“The pressure in the separation unit, where the produced oil is separated from gas, is the ultimate driver for your entire field development approach,” says Alexey Danilko, production engineer at Rock Flow Dynamics, when we meet on a cold morning in Aberdeen, Scotland.
No, this is not something that many geoscientists will have sleepless nights about, but it is a very important factor indeed. “It is quite straightforward to understand,” says Alexey. “Because we need a wellhead pressure that exceeds the pressure of the separation unit – fluids need to flow into it – and the pressure of the separation unit is fixed, we can’t allow the pressure in the wellhead to come down too much either. In turn, this has a knock-on effect on the bottom-hole pressure too.”
Knowing this, it is easy to understand that running a reservoir simulation model without these surface constraints can result in a very different production profile than in a situation where you include these boundary conditions.
“For example,” says Alexey, “we worked on a field development study for a client in which the four projected development wells were all dead after a year of production if we had opened the taps to their maximum extent. The reason for that is the gas that is also in the reservoir and is co-produced with the oil, is also leading to a rapid pressure loss in the reservoir. This causes the wells needing artificial lift and additional investment to continue production.”
VALUABLE EXPERIENCE
Before he completed a master’s degree in petroleum engineering, Alexey spent five years with an operating company where he worked on the optimisation of wells and production facilities for an asset that was characterised by an oil rim overlain by a large gas cap. “Tweaking the wells to an extent that the surface facilities could both handle the gas as well as prevent water breakthrough or gas coning was very insightful for me; I still use what I learned there today.”

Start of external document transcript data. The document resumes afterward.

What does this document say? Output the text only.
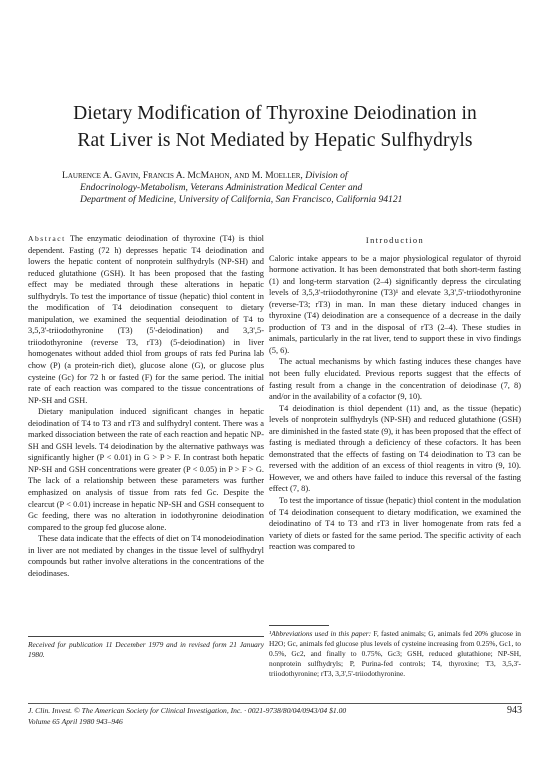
Dietary Modification of Thyroxine Deiodination in
Rat Liver is Not Mediated by Hepatic Sulfhydryls
Laurence A. Gavin, Francis A. McMahon, and M. Moeller, Division of
Endocrinology-Metabolism, Veterans Administration Medical Center and
Department of Medicine, University of California, San Francisco, California 94121

Abstract The enzymatic deiodination of thyroxine (T4) is thiol dependent. Fasting (72 h) depresses hepatic T4 deiodination and lowers the hepatic content of nonprotein sulfhydryls (NP-SH) and reduced glutathione (GSH). It has been proposed that the fasting effect may be mediated through these alterations in hepatic sulfhydryls. To test the importance of tissue (hepatic) thiol content in the modification of T4 deiodination consequent to dietary manipulation, we examined the sequential deiodination of T4 to 3,5,3'-triiodothyronine (T3) (5'-deiodination) and 3,3',5-triiodothyronine (reverse T3, rT3) (5-deiodination) in liver homogenates without added thiol from groups of rats fed Purina lab chow (P) (a protein-rich diet), glucose alone (G), or glucose plus cysteine (Gc) for 72 h or fasted (F) for the same period. The initial rate of each reaction was compared to the tissue concentrations of NP-SH and GSH.

Dietary manipulation induced significant changes in hepatic deiodination of T4 to T3 and rT3 and sulfhydryl content. There was a marked dissociation between the rate of each reaction and hepatic NP-SH and GSH levels. T4 deiodination by the alternative pathways was significantly higher (P < 0.01) in G > P > F. In contrast both hepatic NP-SH and GSH concentrations were greater (P < 0.05) in P > F > G. The lack of a relationship between these parameters was further emphasized on analysis of tissue from rats fed Gc. Despite the clearcut (P < 0.01) increase in hepatic NP-SH and GSH consequent to Gc feeding, there was no alteration in iodothyronine deiodination compared to the group fed glucose alone.

These data indicate that the effects of diet on T4 monodeiodination in liver are not mediated by changes in the tissue level of sulfhydryl compounds but rather involve alterations in the concentrations of the deiodinases.

Received for publication 11 December 1979 and in revised form 21 January 1980.
Introduction

Caloric intake appears to be a major physiological regulator of thyroid hormone activation. It has been demonstrated that both short-term fasting (1) and long-term starvation (2–4) significantly depress the circulating levels of 3,5,3'-triiodothyronine (T3)¹ and elevate 3,3',5'-triiodothyronine (reverse-T3; rT3) in man. In man these dietary induced changes in thyroxine (T4) deiodination are a consequence of a decrease in the daily production of T3 and in the disposal of rT3 (2–4). These studies in animals, particularly in the rat liver, tend to support these in vivo findings (5, 6).

The actual mechanisms by which fasting induces these changes have not been fully elucidated. Previous reports suggest that the effects of fasting result from a change in the concentration of deiodinase (7, 8) and/or in the availability of a cofactor (9, 10).

T4 deiodination is thiol dependent (11) and, as the tissue (hepatic) levels of nonprotein sulfhydryls (NP-SH) and reduced glutathione (GSH) are diminished in the fasted state (9), it has been proposed that the effect of fasting is mediated through a deficiency of these cofactors. It has been demonstrated that the effects of fasting on T4 deiodination to T3 can be reversed with the addition of an excess of thiol reagents in vitro (9, 10). However, we and others have failed to induce this reversal of the fasting effect (7, 8).

To test the importance of tissue (hepatic) thiol content in the modulation of T4 deiodination consequent to dietary modification, we examined the deiodinatino of T4 to T3 and rT3 in liver homogenate from rats fed a variety of diets or fasted for the same period. The specific activity of each reaction was compared to

¹Abbreviations used in this paper: F, fasted animals; G, animals fed 20% glucose in H2O; Gc, animals fed glucose plus levels of cysteine increasing from 0.25%, Gc1, to 0.5%, Gc2, and finally to 0.75%, Gc3; GSH, reduced glutathione; NP-SH, nonprotein sulfhydryls; P, Purina-fed controls; T4, thyroxine; T3, 3,5,3'-triiodothyronine; rT3, 3,3',5'-triiodothyronine.
J. Clin. Invest. © The American Society for Clinical Investigation, Inc. · 0021-9738/80/04/0943/04 $1.00
Volume 65 April 1980 943–946
943
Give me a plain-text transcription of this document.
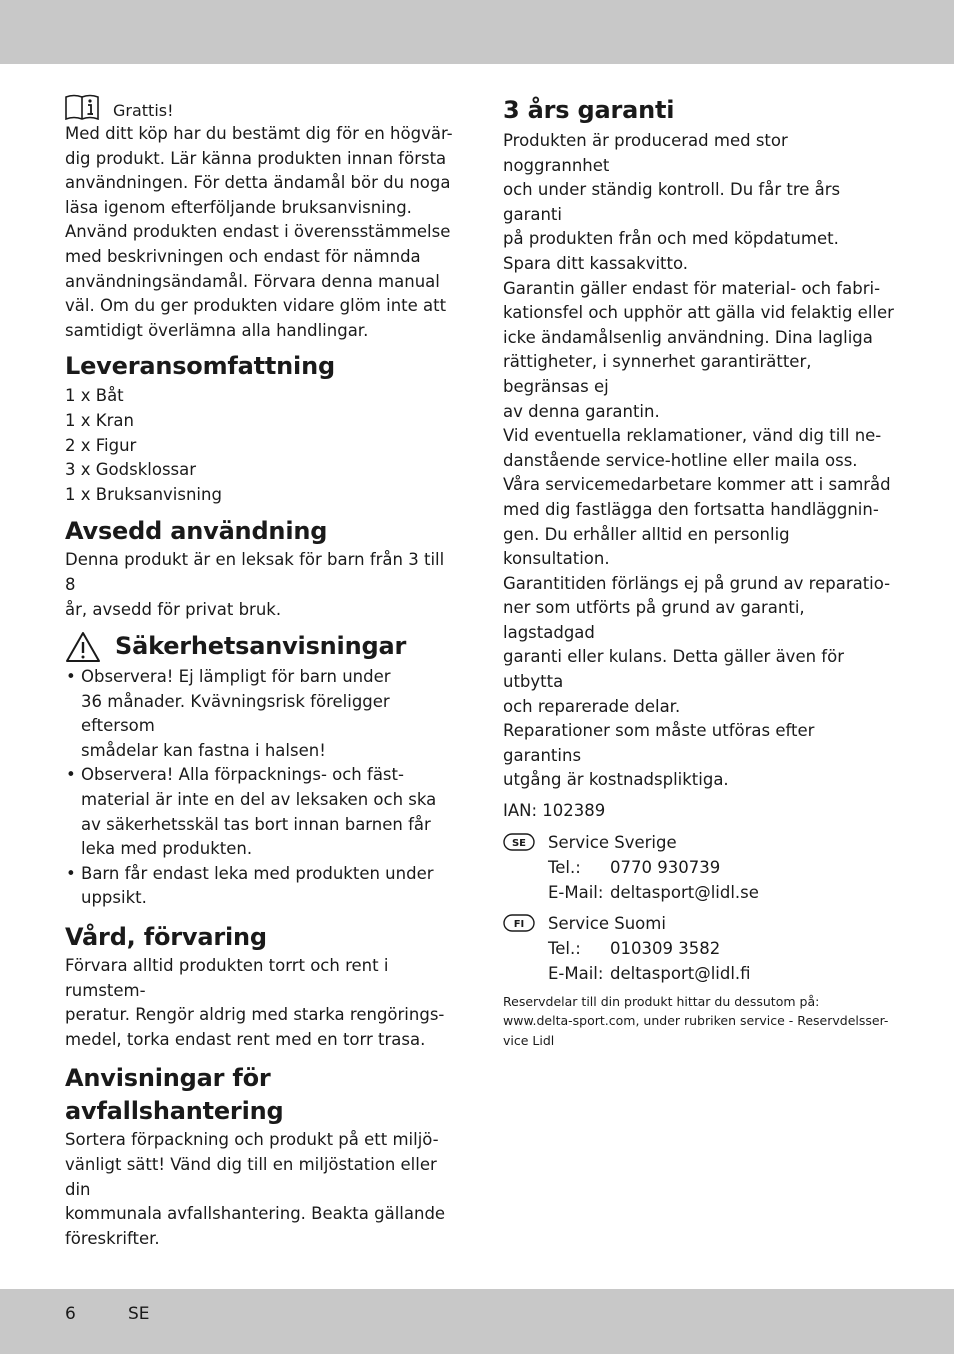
Grattis!

Med ditt köp har du bestämt dig för en högvär-
dig produkt. Lär känna produkten innan första
användningen. För detta ändamål bör du noga
läsa igenom efterföljande bruksanvisning.
Använd produkten endast i överensstämmelse
med beskrivningen och endast för nämnda
användningsändamål. Förvara denna manual
väl. Om du ger produkten vidare glöm inte att
samtidigt överlämna alla handlingar.

Leveransomfattning
1 x Båt
1 x Kran
2 x Figur
3 x Godsklossar
1 x Bruksanvisning
Avsedd användning

Denna produkt är en leksak för barn från 3 till 8
år, avsedd för privat bruk.

Säkerhetsanvisningar
• Observera! Ej lämpligt för barn under
36 månader. Kvävningsrisk föreligger eftersom
smådelar kan fastna i halsen!
• Observera! Alla förpacknings- och fäst-
material är inte en del av leksaken och ska
av säkerhetsskäl tas bort innan barnen får
leka med produkten.
• Barn får endast leka med produkten under
uppsikt.
Vård, förvaring

Förvara alltid produkten torrt och rent i rumstem-
peratur. Rengör aldrig med starka rengörings-
medel, torka endast rent med en torr trasa.

Anvisningar för
avfallshantering

Sortera förpackning och produkt på ett miljö-
vänligt sätt! Vänd dig till en miljöstation eller din
kommunala avfallshantering. Beakta gällande
föreskrifter.

3 års garanti

Produkten är producerad med stor noggrannhet
och under ständig kontroll. Du får tre års garanti
på produkten från och med köpdatumet.
Spara ditt kassakvitto.
Garantin gäller endast för material- och fabri-
kationsfel och upphör att gälla vid felaktig eller
icke ändamålsenlig användning. Dina lagliga
rättigheter, i synnerhet garantirätter, begränsas ej
av denna garantin.
Vid eventuella reklamationer, vänd dig till ne-
danstående service-hotline eller maila oss.
Våra servicemedarbetare kommer att i samråd
med dig fastlägga den fortsatta handläggnin-
gen. Du erhåller alltid en personlig konsultation.
Garantitiden förlängs ej på grund av reparatio-
ner som utförts på grund av garanti, lagstadgad
garanti eller kulans. Detta gäller även för utbytta
och reparerade delar.
Reparationer som måste utföras efter garantins
utgång är kostnadspliktiga.

IAN: 102389

SE Service Sverige

Tel.:	0770 930739
E-Mail: deltasport@lidl.se
FI Service Suomi

Tel.:	010309 3582
E-Mail: deltasport@lidl.fi

Reservdelar till din produkt hittar du dessutom på:
www.delta-sport.com, under rubriken service - Reservdelsser-
vice Lidl

6	SE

“To overcome issues like this,” continues Alexey, “we model both the reservoir dynamic side of the operation as well as the well completion and surface constraints to arrive at a scenario where we continue the natural depletion of the field as long as possible and thereby maximising the economic recovery. Sometimes, that means we have to choke the well head a bit.”

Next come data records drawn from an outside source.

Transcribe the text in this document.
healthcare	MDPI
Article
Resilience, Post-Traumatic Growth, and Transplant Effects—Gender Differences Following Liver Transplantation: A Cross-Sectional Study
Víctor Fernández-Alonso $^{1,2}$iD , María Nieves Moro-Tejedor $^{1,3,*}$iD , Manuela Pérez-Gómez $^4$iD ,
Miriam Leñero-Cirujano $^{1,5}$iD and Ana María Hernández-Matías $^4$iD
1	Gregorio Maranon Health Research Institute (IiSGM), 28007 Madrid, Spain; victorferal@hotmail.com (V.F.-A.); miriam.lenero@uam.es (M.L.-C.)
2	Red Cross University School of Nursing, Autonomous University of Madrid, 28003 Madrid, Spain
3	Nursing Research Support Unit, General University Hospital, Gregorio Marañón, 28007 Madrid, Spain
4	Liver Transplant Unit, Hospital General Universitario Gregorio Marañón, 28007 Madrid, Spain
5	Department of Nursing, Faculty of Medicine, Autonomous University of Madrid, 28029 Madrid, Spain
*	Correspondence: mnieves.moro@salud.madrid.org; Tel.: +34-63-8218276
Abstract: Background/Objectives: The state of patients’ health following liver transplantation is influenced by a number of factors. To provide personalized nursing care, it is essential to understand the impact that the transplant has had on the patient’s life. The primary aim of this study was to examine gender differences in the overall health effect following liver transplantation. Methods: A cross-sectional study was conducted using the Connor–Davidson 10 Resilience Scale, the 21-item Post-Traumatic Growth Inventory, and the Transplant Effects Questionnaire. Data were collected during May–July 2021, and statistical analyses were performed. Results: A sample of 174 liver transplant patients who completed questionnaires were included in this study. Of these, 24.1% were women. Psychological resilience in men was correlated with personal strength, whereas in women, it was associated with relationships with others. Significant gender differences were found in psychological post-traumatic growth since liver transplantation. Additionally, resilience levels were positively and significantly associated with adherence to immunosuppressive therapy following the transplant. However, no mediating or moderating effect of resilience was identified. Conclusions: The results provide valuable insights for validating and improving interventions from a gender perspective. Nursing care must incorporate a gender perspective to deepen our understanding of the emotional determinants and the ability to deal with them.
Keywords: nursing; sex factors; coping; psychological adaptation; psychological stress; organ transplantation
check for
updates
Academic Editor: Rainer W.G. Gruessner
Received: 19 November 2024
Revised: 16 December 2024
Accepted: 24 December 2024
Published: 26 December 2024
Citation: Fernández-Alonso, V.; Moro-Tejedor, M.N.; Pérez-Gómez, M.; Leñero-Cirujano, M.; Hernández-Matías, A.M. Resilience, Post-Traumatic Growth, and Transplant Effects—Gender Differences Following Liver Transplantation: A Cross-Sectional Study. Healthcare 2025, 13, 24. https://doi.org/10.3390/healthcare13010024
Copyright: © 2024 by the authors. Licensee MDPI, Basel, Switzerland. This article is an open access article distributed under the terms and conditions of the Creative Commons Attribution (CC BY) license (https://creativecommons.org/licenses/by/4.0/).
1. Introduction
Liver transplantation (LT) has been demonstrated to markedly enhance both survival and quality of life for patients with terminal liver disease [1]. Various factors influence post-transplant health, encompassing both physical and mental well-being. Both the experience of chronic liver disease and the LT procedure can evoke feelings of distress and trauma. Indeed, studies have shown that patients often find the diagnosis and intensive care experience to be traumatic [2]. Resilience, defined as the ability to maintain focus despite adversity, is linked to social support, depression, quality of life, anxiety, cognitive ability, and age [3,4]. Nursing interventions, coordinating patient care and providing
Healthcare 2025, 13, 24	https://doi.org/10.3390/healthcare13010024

“Thanks to our software, we can now quickly find an optimal production scenario that comes up with the most efficient way of producing the hydrocarbons,” says Alexey. “Python scripts and AI form a key factor in that,” he says. “You don’t need to be a professional programmer anymore to be able to tell the software that under a certain scenario, a valve needs to be closed for a while. AI can write the code for us.” “That doesn’t mean we are redundant,” he says,” our expertise is still required to make sense of the final results. But now, we are able to test many scenarios and truly perform an integrated asset management approach.”